Oh, for the wonder that bubbles into my soul,

I would be a good fountain, a good well-head,

Would blur no whisper, spoil no expression.

 

What is the knocking?

What is the knocking at the door in the night?

It’s somebody wants to do us harm.

 

No, no, it is the three strange angels.

Admit them, admit them.

 

 

Notice Lawrence’s angel is both the man or woman who feels wind blowing inside the body and then the angel is, when more fully realized, like a fine chisel, a wedge that rents chaos—a dangerous tool to be sure. Lawrence’s angel is a wire that pierces. Oh its imagination alright. Its your dream. Its your fear about the future. Its your regret about the past.
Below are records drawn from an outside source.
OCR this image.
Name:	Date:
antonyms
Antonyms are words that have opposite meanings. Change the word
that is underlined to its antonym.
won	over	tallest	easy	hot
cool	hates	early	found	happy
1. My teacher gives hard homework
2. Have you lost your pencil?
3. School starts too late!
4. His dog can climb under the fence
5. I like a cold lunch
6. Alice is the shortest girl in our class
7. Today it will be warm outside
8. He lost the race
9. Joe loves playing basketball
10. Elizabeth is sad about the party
Its your dead father tuning a piano in the underworld. As Robert Bly would say: Its the distance between the head and the feet as we lie down. The freaky angel is us and not us unless we reckon with time. Its our ambition. Our completion. Its the hard work of consciousness which must admit what’s under the boat. (Ahab) or cry because space has pierced us with a sharp tip (Emerson’s cosmological Boston Commons). I like the word “freaky” better than strange. Freaky can’t be domesticated though we build churches or sideshows and put angels on pedestals so the frightened gazers can gaze and then go home saying, “well, I saw it—good thing it is not me.” 

 

But of course the “freaky angel” turns up. It knocks if you’re lucky. Lawrence was lucky. His angels passed right through his carapace of fear, the lobster back of the psyche, and then he was stronger, undoubtedly weirder, perhaps thinner, maybe with the taste of honey and excrement in his mouth, happy to the point of rending his garments, and sharp, very sharp.